Clark: I see. Well, Reverend Martin Luther King preaches a doctrine of non-violent insistence upon the rights of the American Negro. What is your attitude toward this philosophy?
Malcolm X: The white man pays Reverend Martin Luther King, subsidizes Reverend Martin Luther King, so that Reverend Martin Luther King can continue to teach the Negroes to be defenseless. That's what you mean by non-violent: be defenseless. Be defenseless in the face of one of the most cruel beasts that has ever taken a people into captivity. That's this American white man. And they have proved it throughout the country by the police dogs and the police clubs.
A hundred years ago they used to put on a white sheet and use a bloodhound against Negroes. Today they've taken off the white sheet and put on police uniforms, they've traded in the bloodhounds for police dogs, and they're still doing the same thing. And just as Uncle Tom, back during slavery, used to keep the Negroes from resisting the bloodhound, or resisting the Ku Klux Klan, by teaching them to love their enemy, or pray for those who use them spitefully, today Martin Luther King is just a 20th century or modern Uncle Tom, or a religious Uncle Tom, who is doing the same thing today, to keep Negroes defenseless in the face of an attack, that Uncle Tom did on the plantation to keep those Negroes defenseless in the face of the attacks of the Klan in that day.

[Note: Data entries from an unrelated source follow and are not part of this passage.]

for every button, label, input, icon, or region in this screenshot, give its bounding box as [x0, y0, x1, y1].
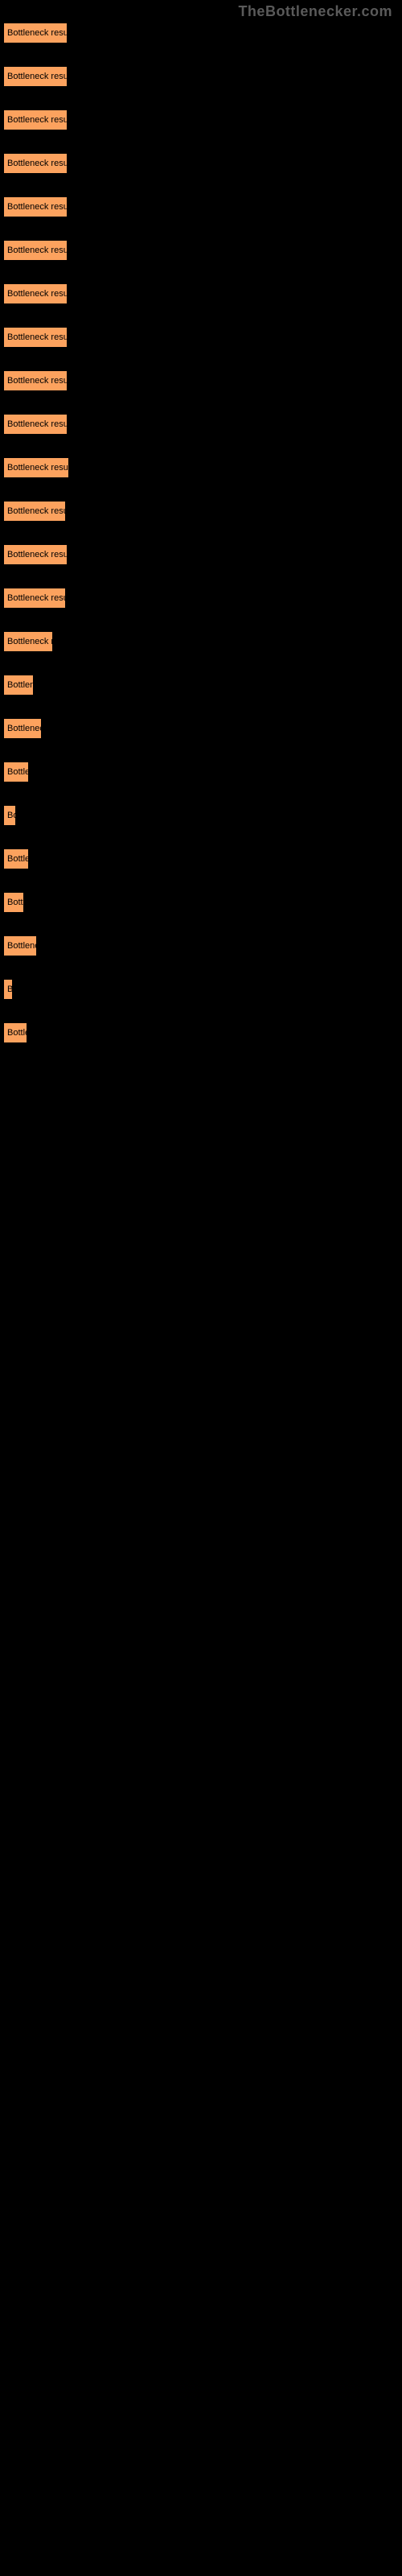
- bottleneck-result-link[interactable]: Bottleneck result: [3, 283, 68, 304]
- results-list: Bottleneck result Bottleneck result Bottle…: [0, 0, 402, 1043]
- bottleneck-result-link[interactable]: Bottleneck result: [3, 892, 24, 913]
- bottleneck-result-link[interactable]: Bottleneck result: [3, 370, 68, 391]
- bottleneck-result-link[interactable]: Bottleneck result: [3, 240, 68, 261]
- bottleneck-result-link[interactable]: Bottleneck result: [3, 805, 16, 826]
- bottleneck-result-link[interactable]: Bottleneck result: [3, 153, 68, 174]
- bottleneck-result-link[interactable]: Bottleneck result: [3, 935, 37, 956]
- bottleneck-result-link[interactable]: Bottleneck result: [3, 631, 53, 652]
- bottleneck-result-link[interactable]: Bottleneck result: [3, 196, 68, 217]
- bottleneck-result-link[interactable]: Bottleneck result: [3, 23, 68, 43]
- bottleneck-result-link[interactable]: Bottleneck result: [3, 588, 66, 609]
- bottleneck-result-link[interactable]: Bottleneck result: [3, 675, 34, 696]
- bottleneck-result-link[interactable]: Bottleneck result: [3, 66, 68, 87]
- bottleneck-result-link[interactable]: Bottleneck result: [3, 848, 29, 869]
- bottleneck-result-link[interactable]: Bottleneck result: [3, 979, 13, 1000]
- bottleneck-result-link[interactable]: Bottleneck result: [3, 327, 68, 348]
- watermark-text: TheBottlenecker.com: [238, 3, 392, 20]
- bottleneck-result-link[interactable]: Bottleneck result: [3, 501, 66, 522]
- bottleneck-result-link[interactable]: Bottleneck result: [3, 109, 68, 130]
- bottleneck-result-link[interactable]: Bottleneck result: [3, 414, 68, 435]
- bottleneck-result-link[interactable]: Bottleneck result: [3, 457, 69, 478]
- bottleneck-result-link[interactable]: Bottleneck result: [3, 762, 29, 782]
- bottleneck-result-link[interactable]: Bottleneck result: [3, 718, 42, 739]
- bottleneck-result-link[interactable]: Bottleneck result: [3, 1022, 27, 1043]
- bottleneck-result-link[interactable]: Bottleneck result: [3, 544, 68, 565]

Clark: But the goal of Dr. King is full equality --
Malcolm X: No.
Clark: ... and full rights of citizenship for Negroes.

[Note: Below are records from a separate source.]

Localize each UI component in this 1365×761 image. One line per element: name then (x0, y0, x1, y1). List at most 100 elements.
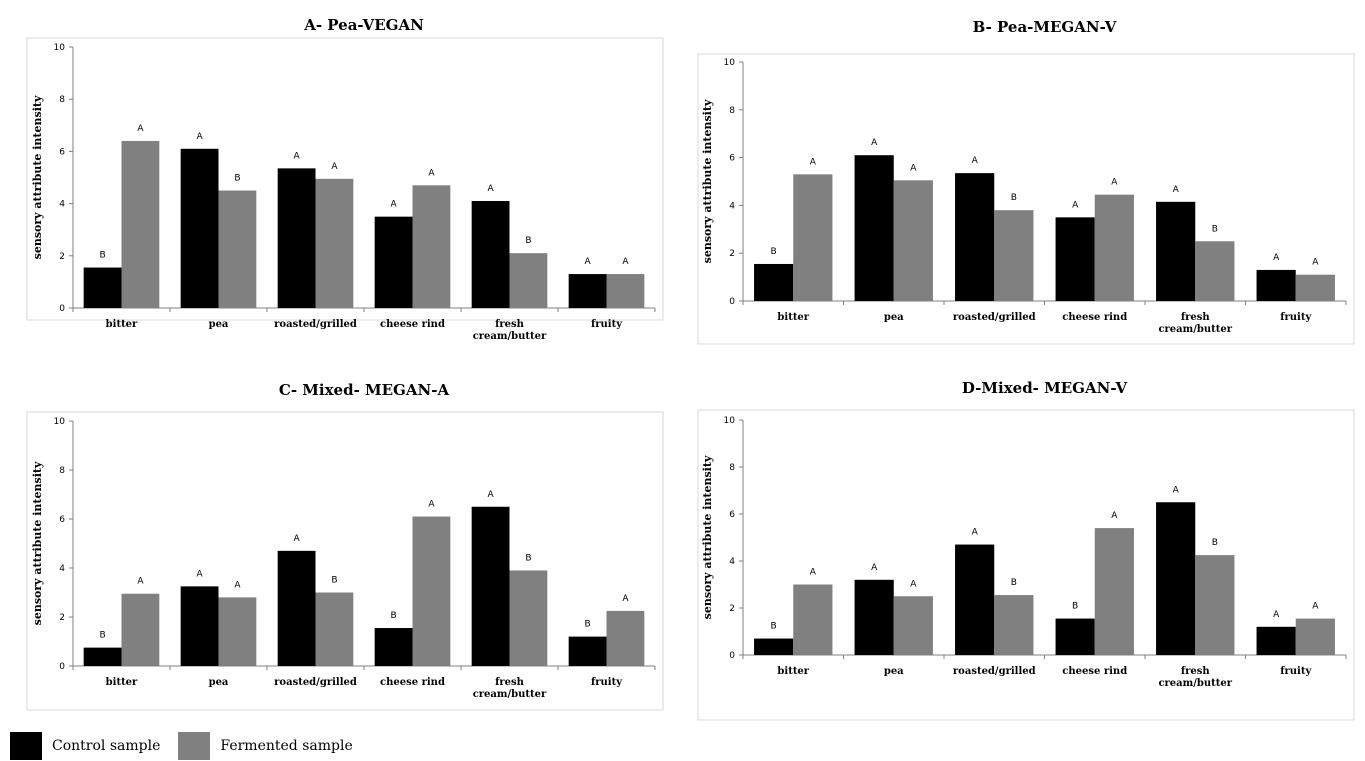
bar-control (568, 274, 607, 308)
chart-title: B- Pea-MEGAN-V (973, 18, 1117, 36)
y-tick-label: 8 (59, 466, 65, 476)
x-tick-label: pea (209, 319, 229, 330)
bar-control (955, 173, 995, 301)
significance-label: B (390, 611, 396, 621)
x-tick-label-line: bitter (106, 319, 138, 330)
significance-label: B (1011, 193, 1017, 203)
x-tick-label-line: cream/butter (1158, 324, 1232, 335)
significance-label: A (1312, 602, 1319, 612)
bar-fermented (1195, 241, 1235, 301)
significance-label: A (331, 162, 338, 172)
x-tick-label-line: cream/butter (473, 689, 547, 700)
bar-control (1256, 626, 1296, 655)
y-tick-label: 8 (59, 95, 65, 105)
bar-fermented (1295, 618, 1335, 655)
bar-control (180, 148, 219, 308)
x-tick-label: fresh cream/butter (1158, 666, 1232, 689)
x-tick-label-line: roasted/grilled (953, 666, 1036, 677)
significance-label: A (1111, 511, 1118, 521)
significance-label: A (428, 168, 435, 178)
y-tick-label: 4 (729, 201, 735, 211)
bar-fermented (793, 584, 833, 655)
x-tick-label-line: pea (209, 677, 229, 688)
chart-frame (26, 411, 664, 711)
x-tick-label-line: cheese rind (1062, 312, 1127, 323)
x-tick-label-line: pea (884, 666, 904, 677)
x-tick-label: bitter (106, 677, 138, 688)
x-tick-label-line: cheese rind (380, 319, 445, 330)
significance-label: A (910, 163, 917, 173)
bar-control (1256, 269, 1296, 301)
x-tick-label: bitter (777, 312, 809, 323)
bar-fermented (412, 516, 451, 666)
x-tick-label: cheese rind (1062, 666, 1127, 677)
x-tick-label-line: pea (209, 319, 229, 330)
y-tick-label: 4 (729, 557, 735, 567)
legend-item-fermented: Fermented sample (178, 732, 353, 760)
bar-fermented (121, 140, 160, 308)
bar-fermented (509, 570, 548, 666)
x-tick-label-line: fresh (1181, 312, 1211, 323)
significance-label: B (1212, 538, 1218, 548)
significance-label: A (293, 534, 300, 544)
x-tick-label: cheese rind (380, 677, 445, 688)
significance-label: B (1072, 602, 1078, 612)
significance-label: A (1273, 253, 1280, 263)
x-tick-label: roasted/grilled (274, 319, 357, 330)
legend-label-control: Control sample (52, 738, 161, 754)
significance-label: A (871, 563, 878, 573)
x-tick-label: roasted/grilled (953, 312, 1036, 323)
y-tick-label: 4 (59, 200, 65, 210)
chart-title: D-Mixed- MEGAN-V (962, 379, 1128, 397)
legend: Control sample Fermented sample (10, 732, 371, 760)
x-tick-label: fruity (591, 319, 623, 330)
significance-label: A (487, 490, 494, 500)
chart-title: A- Pea-VEGAN (303, 16, 424, 34)
legend-swatch-control (10, 732, 42, 760)
y-tick-label: 8 (729, 106, 735, 116)
bar-fermented (412, 185, 451, 308)
significance-label: A (1273, 610, 1280, 620)
significance-label: B (771, 622, 777, 632)
significance-label: A (487, 184, 494, 194)
x-tick-label: fruity (1280, 666, 1312, 677)
significance-label: A (871, 138, 878, 148)
y-tick-label: 4 (59, 564, 65, 574)
x-tick-label: pea (884, 666, 904, 677)
x-tick-label-line: cream/butter (1158, 678, 1232, 689)
x-tick-label: cheese rind (1062, 312, 1127, 323)
chart-panel-3: C- Mixed- MEGAN-A sensory attribute inten… (26, 381, 664, 711)
x-tick-label-line: bitter (777, 312, 809, 323)
x-tick-label-line: bitter (106, 677, 138, 688)
significance-label: B (331, 576, 337, 586)
significance-label: A (910, 579, 917, 589)
bar-control (568, 636, 607, 666)
bar-fermented (218, 190, 257, 308)
bar-control (471, 200, 510, 308)
x-tick-label-line: pea (884, 312, 904, 323)
significance-label: A (1173, 185, 1180, 195)
bar-fermented (1094, 528, 1134, 655)
x-tick-label: pea (209, 677, 229, 688)
y-tick-label: 2 (729, 604, 735, 614)
legend-item-control: Control sample (10, 732, 160, 760)
significance-label: B (525, 553, 531, 563)
x-tick-label: fresh cream/butter (473, 677, 547, 700)
x-tick-label-line: roasted/grilled (274, 319, 357, 330)
significance-label: A (1111, 178, 1118, 188)
bar-fermented (121, 593, 160, 666)
y-tick-label: 2 (59, 252, 65, 262)
legend-swatch-fermented (178, 732, 211, 760)
significance-label: B (99, 631, 105, 641)
bar-control (471, 506, 510, 666)
significance-label: B (771, 247, 777, 257)
bar-control (1055, 618, 1095, 655)
bar-fermented (606, 610, 645, 666)
bar-fermented (994, 210, 1034, 301)
y-tick-label: 2 (729, 249, 735, 259)
y-tick-label: 10 (54, 43, 66, 53)
significance-label: B (99, 251, 105, 261)
y-tick-label: 6 (729, 510, 735, 520)
x-tick-label-line: cream/butter (473, 331, 547, 342)
y-tick-label: 10 (54, 417, 66, 427)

Malcolm X: The goal of Dr. Martin Luther King is to give Negroes a chance to sit in a segregated restaurant beside the same white man who had brutalized them for 400 years. The goal of Dr. Martin Luther King is to get Negroes to forgive the people who have brutalized them for 400 years by lulling them to sleep, and making them forgetting what those whites have done to them. But the masses of black people in America today don't go for what Martin Luther King is putting down. As you said in one of your articles, it's psychologically insecure, or something of that sort -- I forget how you put it. But you didn't endorse what Martin Luther King was doing yourself.
Clark: I do not reject his goals, of full integration and full equality rights for American citizens. Do you reject these goals?
Malcolm X: If you don't think that he's walking on the right road, I'm quite sure that you don't agree that he'll get to the right place. And if you would classify his method as "psychologically unrealistic" -- I think that if a man's method is psychologically unrealistic, which means that the road or the means or the method that he's using, I think that, as a psychologist, you'd be very doubtful that he would reach the right goals.
Clark: There is one correction, Mr. Malcolm, that I'd like to make here. In that same piece that you're quoting from, I said that he -- his methods are effective. His philosophy, of love, of the oppressor, I thought was psychologically burdensome.